Appalachian states like Kentucky have a long, turbulent history with coal and mountaintop removal—an extractive mining process that uses explosives to clear forests and scrape soil in order to access underlying coal seams. For years, researchers have warned that land warped by mountaintop removal may be more prone to flooding due to the resulting lack of vegetation to prevent increased runoff. Without trees to buffer the rain and soil to soak it up, water pools together and heads for the least resistant path—downhill.

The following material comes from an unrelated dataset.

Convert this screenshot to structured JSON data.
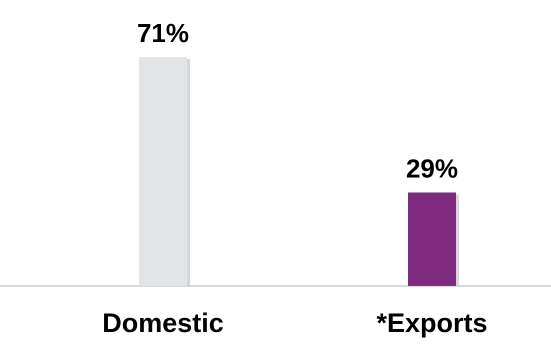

In 2019, a pair of Duke University scientists conducted an analysis of floodprone communities throughout the region for Inside Climate News that identified the most “mining damaged areas.” These included many of the same Eastern Kentucky communities that saw river levels rise by 25 feet in just 24 hours this past week. 

“The findings suggest that long after the coal mining stops, its legacy of mining could continue to exact a price on residents who live downstream from the hundreds of mountains that have been leveled in Appalachia to produce electricity,” wrote Inside Climate News’ James Bruggers.

Now those findings feel tragically prescient. From July 25 to 30, Eastern Kentucky saw a mixture of flash floods and thunderstorms bringing upwards of four inches of rain per hour, swelling local rivers to historic levels. To date, the flooding has claimed at least 37 lives.

Nicolas Zégre, director of West Virginia University’s Mountain Hydrology Laboratory, studies the hydrological impacts of mountaintop removal mining and how water moves through the environment. While it’s too early to know how much the area’s history of mining contributed to this year’s flooding, he said he thinks of Appalachia as “climate zero,” a region built on the coal industry, which contributed to rising global temperatures and increased carbon in the atmosphere.

“Whether it was the 2016 flood in West Virginia or the recent floods in Kentucky, there’s more intense rainfall due to warmer temperatures,” Zégre said, “and then that rainfall was falling on landscapes that have had their forests removed.”